I also agree with your recommendation on the suspension pick up points, which leads me to my next point: I don't like the autopower cage.

I realize it's a bolt in solution for a cage; but it has its rearward main hoop supports terminate on the rear wheel wells, its main hoop diagonal doesn't terminate in a node with the rearward main hoop supports and instead of terminating the main hoop itself on the bulkhead where the rear seat bottom ends, they instead terminate on the sheet metal consisting of the "floor" under the rear seat. Now this was all done so a "through bolt" solution could be used and I understand that, but in my mind it is not the best way to utilize one of (if not THE MOST) important safety device in the car.

It sounds like jameseshepherd knows what he's talking about and you should be glad that someone in your intended venue of racing (rally, of which I admittedly have zero experience) has stepped in with some advice on car prep. That being said, here's some basics I try to adhere to when building a cage:

1) It is a safety device. Do not cut corners, do not get lazy. This means FULL welds on EVERY joint. Do everything you can to ensure penetration (fishmouthing tubes, cleaning the weld area, chamfering the edges). Min 80% of your time should be in prepping for the weld. If you run into a spot with a weird junction or have trouble with multiple tubes terminating at one node MOCK IT UP. A favorite trick of mine is to use PVC pipe with the same OD as my working material to perfect muti-tube junctions and offset angles.

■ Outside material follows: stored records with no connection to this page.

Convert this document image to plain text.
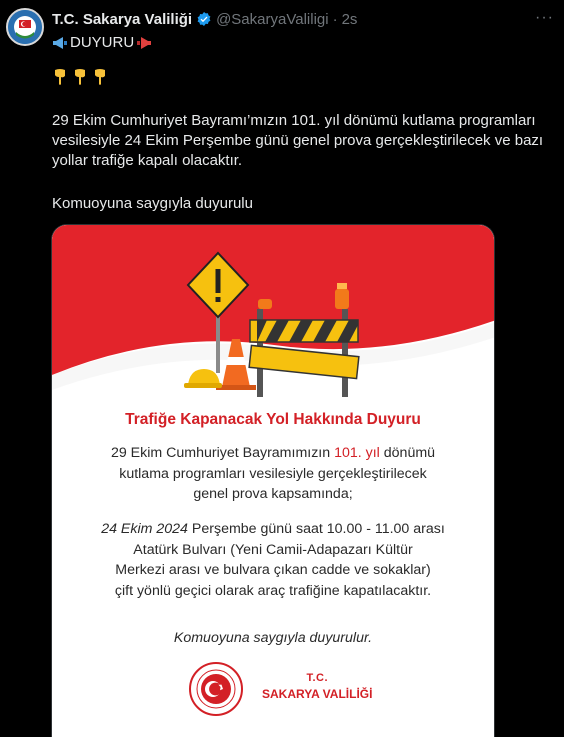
T.C. Sakarya Valiliği @SakaryaValiligi · 2s	···
DUYURU
29 Ekim Cumhuriyet Bayramı’mızın 101. yıl dönümü kutlama programları vesilesiyle 24 Ekim Perşembe günü genel prova gerçekleştirilecek ve bazı yollar trafiğe kapalı olacaktır.
Komuoyuna saygıyla duyurulu
Trafiğe Kapanacak Yol Hakkında Duyuru
29 Ekim Cumhuriyet Bayramımızın 101. yıl dönümü
kutlama programları vesilesiyle gerçekleştirilecek
genel prova kapsamında;
24 Ekim 2024 Perşembe günü saat 10.00 - 11.00 arası
Atatürk Bulvarı (Yeni Camii-Adapazarı Kültür
Merkezi arası ve bulvara çıkan cadde ve sokaklar)
çift yönlü geçici olarak araç trafiğine kapatılacaktır.
Komuoyuna saygıyla duyurulur.
T.C.
SAKARYA VALİLİĞİ
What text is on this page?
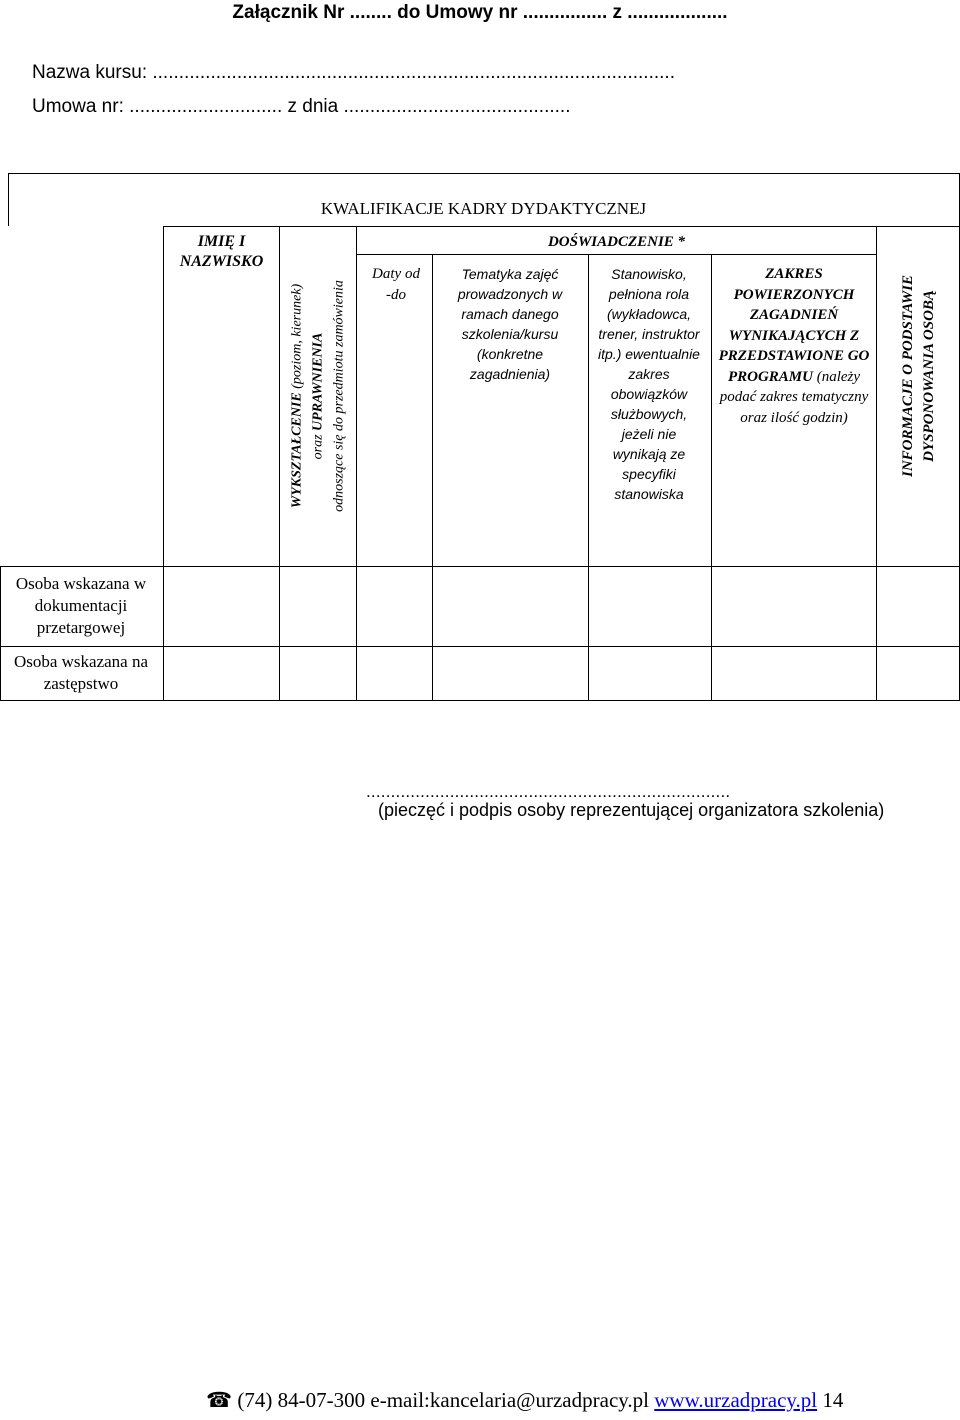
Załącznik Nr ........ do Umowy nr ................ z ...................
Nazwa kursu: ...................................................................................................
Umowa nr: ............................. z dnia ...........................................
KWALIFIKACJE KADRY DYDAKTYCZNEJ
IMIĘ I NAZWISKO
WYKSZTAŁCENIE (poziom, kierunek)
oraz UPRAWNIENIA odnoszące się do przedmiotu zamówienia
DOŚWIADCZENIE *
Daty od -do
Tematyka zajęć prowadzonych w ramach danego szkolenia/kursu (konkretne zagadnienia)
Stanowisko, pełniona rola (wykładowca, trener, instruktor itp.) ewentualnie zakres obowiązków służbowych, jeżeli nie wynikają ze specyfiki stanowiska
ZAKRES POWIERZONYCH ZAGADNIEŃ WYNIKAJĄCYCH Z PRZEDSTAWIONE GO PROGRAMU (należy podać zakres tematyczny oraz ilość godzin)	INFORMACJE O PODSTAWIE DYSPONOWANIA OSOBĄ
Osoba wskazana w dokumentacji przetargowej
Osoba wskazana na zastępstwo
..........................................................................
(pieczęć i podpis osoby reprezentującej organizatora szkolenia)
☎ (74) 84-07-300 e-mail:kancelaria@urzadpracy.pl www.urzadpracy.pl 14
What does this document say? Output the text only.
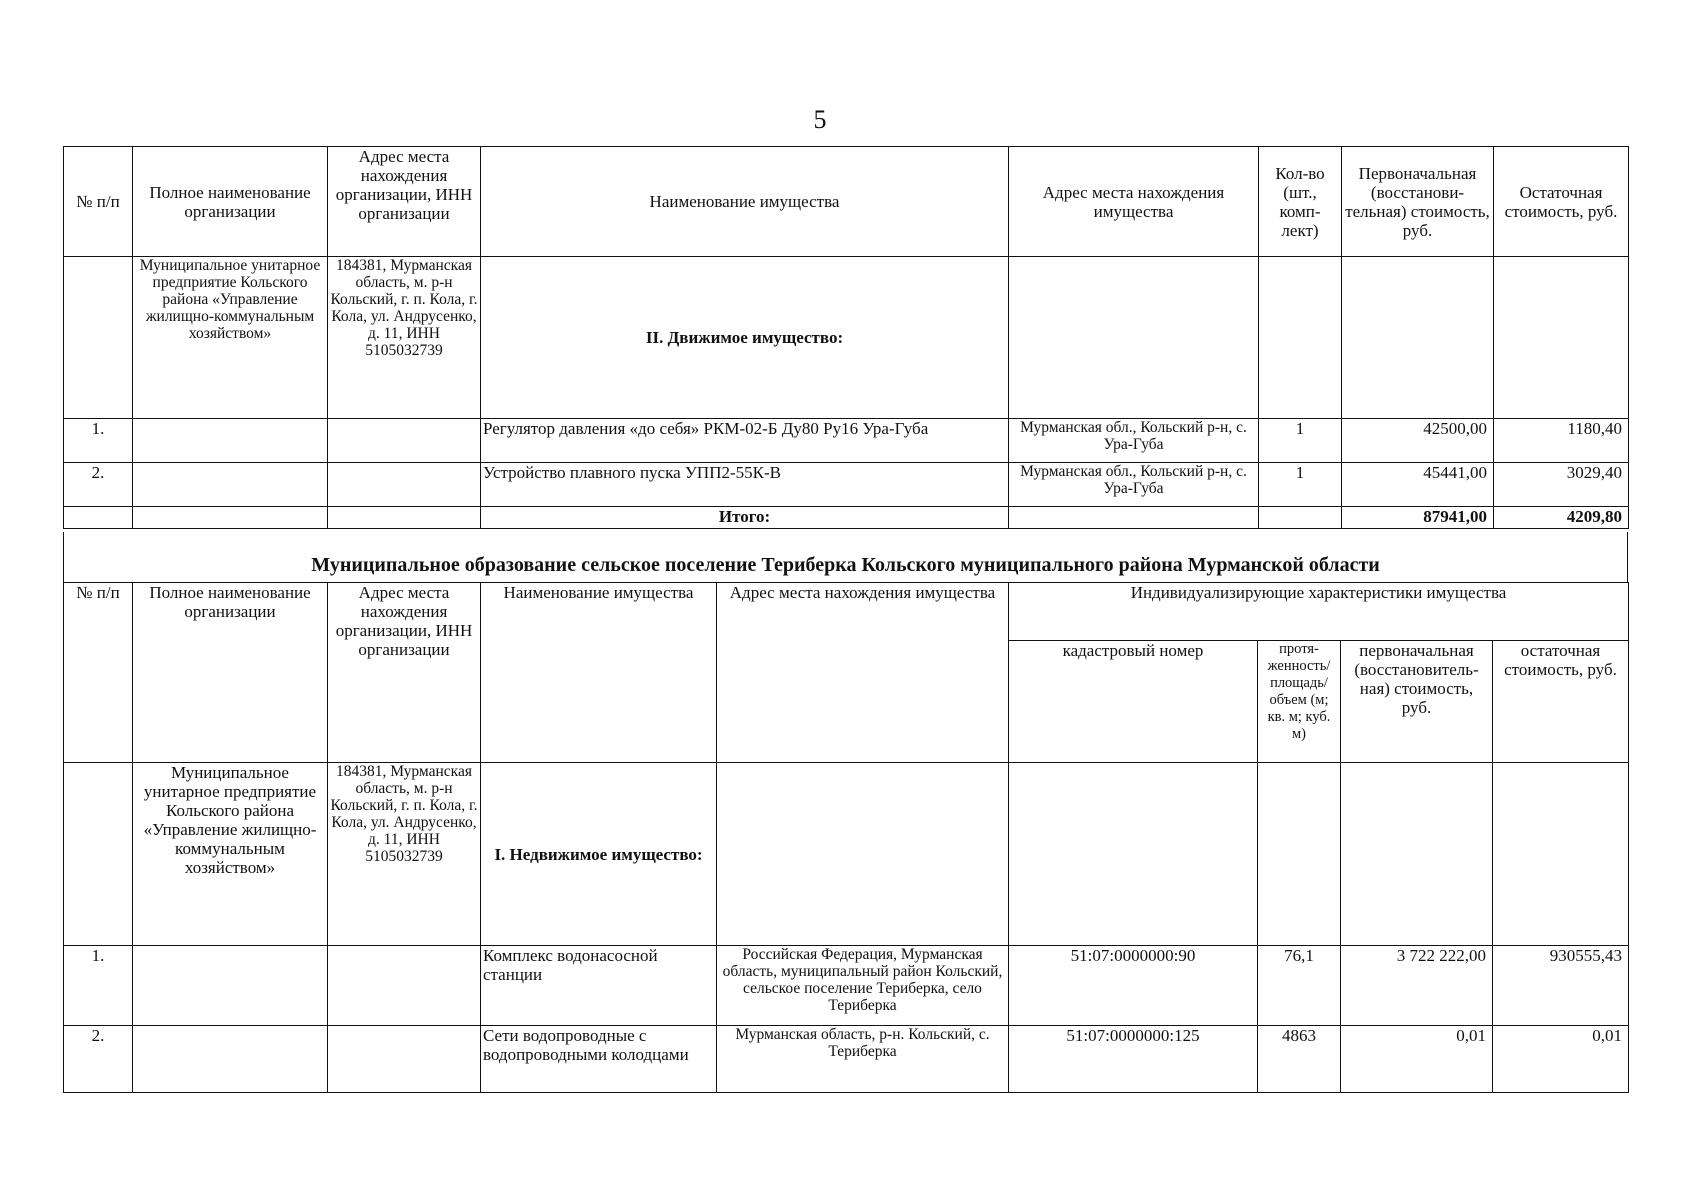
5
№ п/п	Полное наименование организации	Адрес места нахождения организации, ИНН организации	Наименование имущества	Адрес места нахождения имущества	Кол-во (шт., комп-лект)	Первоначальная (восстанови-тельная) стоимость, руб.	Остаточная стоимость, руб.
	Муниципальное унитарное предприятие Кольского района «Управление жилищно-коммунальным хозяйством»	184381, Мурманская область, м. р-н Кольский, г. п. Кола, г. Кола, ул. Андрусенко, д. 11, ИНН 5105032739	II. Движимое имущество:				
1.			Регулятор давления «до себя» РКМ-02-Б Ду80 Ру16 Ура-Губа	Мурманская обл., Кольский р-н, с. Ура-Губа	1	42500,00	1180,40
2.			Устройство плавного пуска УПП2-55К-В	Мурманская обл., Кольский р-н, с. Ура-Губа	1	45441,00	3029,40
			Итого:			87941,00	4209,80
Муниципальное образование сельское поселение Териберка Кольского муниципального района Мурманской области
№ п/п	Полное наименование организации	Адрес места нахождения организации, ИНН организации	Наименование имущества	Адрес места нахождения имущества	Индивидуализирующие характеристики имущества			
					кадастровый номер	протя-женность/ площадь/ объем (м; кв. м; куб. м)	первоначальная (восстановитель-ная) стоимость, руб.	остаточная стоимость, руб.
	Муниципальное унитарное предприятие Кольского района «Управление жилищно-коммунальным хозяйством»	184381, Мурманская область, м. р-н Кольский, г. п. Кола, г. Кола, ул. Андрусенко, д. 11, ИНН 5105032739	I. Недвижимое имущество:					
1.			Комплекс водонасосной станции	Российская Федерация, Мурманская область, муниципальный район Кольский, сельское поселение Териберка, село Териберка	51:07:0000000:90	76,1	3 722 222,00	930555,43
2.			Сети водопроводные с водопроводными колодцами	Мурманская область, р-н. Кольский, с. Териберка	51:07:0000000:125	4863	0,01	0,01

2) Plan. Don't weld yourself into a corner or allow a junction where a full weld is not possible (ie: a tube joining another too close to a base plate or too close to the unibody). Also think about where you're going to be once you weld something: are you going to be able to access the welds on the top of the main hoop? Are you going to drop the main hoop through the floor to access them or are you going to cut the roof skin? Remember your P's: Prior Planning Prevents Piss-Poor Performance :gap:

3) Terminate your tubes into nodes. Google this if you don't understand, but it's the proper way to ensure that you don't have a force transmitted onto a dead load path in the event of an accident. Dead load paths will result in a failure. Instead of the cage transmitting the force of the accident around the driver, you'll end up with only a portion of it taking most of the loading, failing, and then allowing the rest of the cage to fail in short order.

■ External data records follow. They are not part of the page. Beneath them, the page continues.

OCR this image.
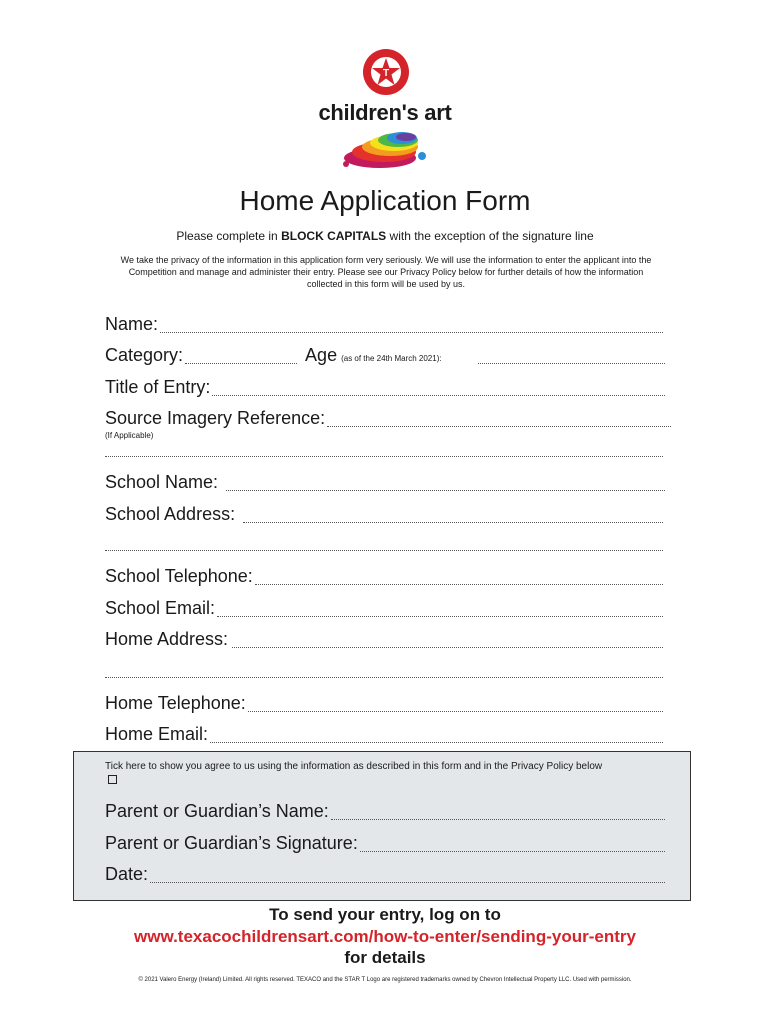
T
children's art
Home Application Form
Please complete in BLOCK CAPITALS with the exception of the signature line
We take the privacy of the information in this application form very seriously. We will use the information to enter the applicant into the Competition and manage and administer their entry. Please see our Privacy Policy below for further details of how the information collected in this form will be used by us.
Name:
Category:	Age (as of the 24th March 2021):
Title of Entry:
Source Imagery Reference:
(If Applicable)
School Name:
School Address:
School Telephone:
School Email:
Home Address:
Home Telephone:
Home Email:
Tick here to show you agree to us using the information as described in this form and in the Privacy Policy below
Parent or Guardian’s Name:
Parent or Guardian’s Signature:
Date:
To send your entry, log on to
www.texacochildrensart.com/how-to-enter/sending-your-entry
for details
© 2021 Valero Energy (Ireland) Limited. All rights reserved. TEXACO and the STAR T Logo are registered trademarks owned by Chevron Intellectual Property LLC. Used with permission.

4) Pick your cage hard points carefully. You should always strive to integrate as many suspension pick up points as possible within the confines of the rules. The suspension is THE BIGGEST load on the unibody (barring an accident). By integrating the suspension into the cage, you stiffen the unibody and decrease the deflection it imparts upon loading; essentially making your safety device run double duty as a chassis brace as well. Reinforce the shock mount locations and pick them up with the cage (the rear is easy, the front is more difficult depending on if your sanctioning body will allow through-firewall tubes; though even if they don't there are work-arounds). You should also be trying to maximize the interior of the cage to allow for better driver comfort, seating, ingress and egress, and for the cage to move in the event of an accident. Use cardboard to mock up your mounting plates beforehand and always try to have at least 2 dimensions incorporated into your plate design. If you run into a spot where this won't work, then build a plinth box (google this to see what I mean).

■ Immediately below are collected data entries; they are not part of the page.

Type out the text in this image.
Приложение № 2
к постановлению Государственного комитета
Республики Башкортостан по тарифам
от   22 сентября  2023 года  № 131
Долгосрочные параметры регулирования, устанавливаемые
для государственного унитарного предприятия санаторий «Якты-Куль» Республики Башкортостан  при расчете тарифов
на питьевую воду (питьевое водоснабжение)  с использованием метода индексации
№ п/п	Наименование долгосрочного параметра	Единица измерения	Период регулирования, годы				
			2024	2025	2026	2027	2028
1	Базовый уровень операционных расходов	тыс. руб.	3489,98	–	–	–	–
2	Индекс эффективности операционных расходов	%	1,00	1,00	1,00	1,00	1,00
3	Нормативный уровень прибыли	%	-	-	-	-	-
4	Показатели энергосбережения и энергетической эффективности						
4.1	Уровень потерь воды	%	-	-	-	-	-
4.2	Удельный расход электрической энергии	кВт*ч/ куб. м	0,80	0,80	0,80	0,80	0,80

5) Gusset critical junctions to isolate the welds there. Examples of this are on the halo bar and the windshield runners (aka a FIA bar). Use these in areas where failure is absolutely unacceptable. Most racing organizations put a limit on the tubes terminating onto the chassis but not on tubes that terminate in the cage for this exact reason. It is a diminishing return though; in some places the use of a gusset will add weight with only a negligible effect on joint strength. Gusseting to the unibody itself is also often advantageous for overall body stiffness, though to what degree you'll be allowed to do this is up to your racing organization.

There's probably some more that I'm forgetting but those are the big ones. Hope it helps.